Как известно, Мирча Элиаде мечтал, что его творчество будет увенчано Нобелевской премией — и это несмотря на риск обнародования его прошлого, неизбежно возникавший в подобном случае. Тем более что румынскую эмиграцию уже потряс аналогичный случай: в 1960 г. Винтила Хоря, которому была присуждена Гонкуровская премия за роман «Бог родился в изгнании», в конечном итоге предпочел от нее отказаться — вследствие волны разоблачений относительно его крайне правых политических позиций в 1930-е годы в Румынии[994]
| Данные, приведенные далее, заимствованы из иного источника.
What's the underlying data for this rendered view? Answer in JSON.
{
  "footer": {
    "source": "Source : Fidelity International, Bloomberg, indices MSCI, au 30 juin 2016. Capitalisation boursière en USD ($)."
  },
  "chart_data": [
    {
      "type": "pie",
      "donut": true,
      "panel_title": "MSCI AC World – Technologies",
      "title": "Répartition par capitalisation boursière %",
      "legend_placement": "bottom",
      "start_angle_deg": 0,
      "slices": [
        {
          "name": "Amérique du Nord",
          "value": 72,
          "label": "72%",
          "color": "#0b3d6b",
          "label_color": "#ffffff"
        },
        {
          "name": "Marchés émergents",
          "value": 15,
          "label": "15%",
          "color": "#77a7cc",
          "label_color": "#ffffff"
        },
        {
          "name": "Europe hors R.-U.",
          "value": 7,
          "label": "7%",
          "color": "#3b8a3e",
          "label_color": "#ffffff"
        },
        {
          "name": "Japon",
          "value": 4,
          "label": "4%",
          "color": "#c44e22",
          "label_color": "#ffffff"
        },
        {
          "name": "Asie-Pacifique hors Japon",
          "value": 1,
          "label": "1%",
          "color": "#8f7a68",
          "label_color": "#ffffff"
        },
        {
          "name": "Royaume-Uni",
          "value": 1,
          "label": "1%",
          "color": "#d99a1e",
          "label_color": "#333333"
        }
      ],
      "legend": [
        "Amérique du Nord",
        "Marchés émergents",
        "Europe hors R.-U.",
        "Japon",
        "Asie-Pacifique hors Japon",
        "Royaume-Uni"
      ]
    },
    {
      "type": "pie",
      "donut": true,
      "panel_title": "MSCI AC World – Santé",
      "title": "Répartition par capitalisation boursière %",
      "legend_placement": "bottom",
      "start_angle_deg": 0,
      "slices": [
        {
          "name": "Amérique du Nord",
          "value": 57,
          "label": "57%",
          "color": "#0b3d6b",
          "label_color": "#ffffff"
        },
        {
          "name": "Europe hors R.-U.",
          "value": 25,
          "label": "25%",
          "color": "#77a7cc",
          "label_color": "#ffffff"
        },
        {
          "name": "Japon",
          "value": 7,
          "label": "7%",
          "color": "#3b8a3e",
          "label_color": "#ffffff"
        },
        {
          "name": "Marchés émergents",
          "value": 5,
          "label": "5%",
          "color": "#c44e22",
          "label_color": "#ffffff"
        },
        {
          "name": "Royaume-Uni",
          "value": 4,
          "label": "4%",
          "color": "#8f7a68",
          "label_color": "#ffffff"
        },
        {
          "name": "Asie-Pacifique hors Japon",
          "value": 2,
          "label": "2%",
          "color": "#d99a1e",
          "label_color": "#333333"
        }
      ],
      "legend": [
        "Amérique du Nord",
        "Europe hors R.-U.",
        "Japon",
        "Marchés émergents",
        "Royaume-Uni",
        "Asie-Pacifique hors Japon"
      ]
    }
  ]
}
. Судя по постоянным сопоставлениям своей собственной ситуации со случаем Эрнста Юнгера, опасения такого рода не покидали Элиаде ни на секунду. Например, 24 января 1979 г., когда он записывал, что Юнгер давным-давно заслуживает Нобелевской премии, но, если ему ее дадут, это вызовет «скандал в мировом масштабе»[995]. Или когда навязчивая идея заговора порождает у него подозрения в отношении его коллеги Фурио Джези, который якобы готовит против него кампанию в Италии, чтобы «вычеркнуть меня из списка наиболее достойных кандидатов на получение Нобелевской премии»[996]. И вот, хотя тиски начинают сжиматься, поразительная уверенность в себе, в сочетании с убеждением, сформулированным еще в 1952 г., что «признание справедливым приговора суда народа заставляет вас отвергнуть самого себя»[997], порождают у историка удивительную дерзость. Она резко контрастирует с великой осторожностью Чорана.ОСТОРОЖНОСТЬ И ОСМОТРИТЕЛЬНОСТЬ ЧОРАНА
Чоран отклонял все литературные награды, которые ему присуждались, — премию Сент-Бёва, Комба, а также премию Роже Нимье за все его произведения в 1977 г. (за исключением премии Ривароля в 1949 г.). Несмотря на подобную позицию, все его книги — начиная, как уже говорилось, с «Краткого курса разложения» — последовательно заслуживали позитивные отклики самых известных деятелей литературы — Мориса Надо, Клода Мориака, Алена Боске. Габриэль Марсель в 1969 г. видел в Чоране «великого моралиста»[998]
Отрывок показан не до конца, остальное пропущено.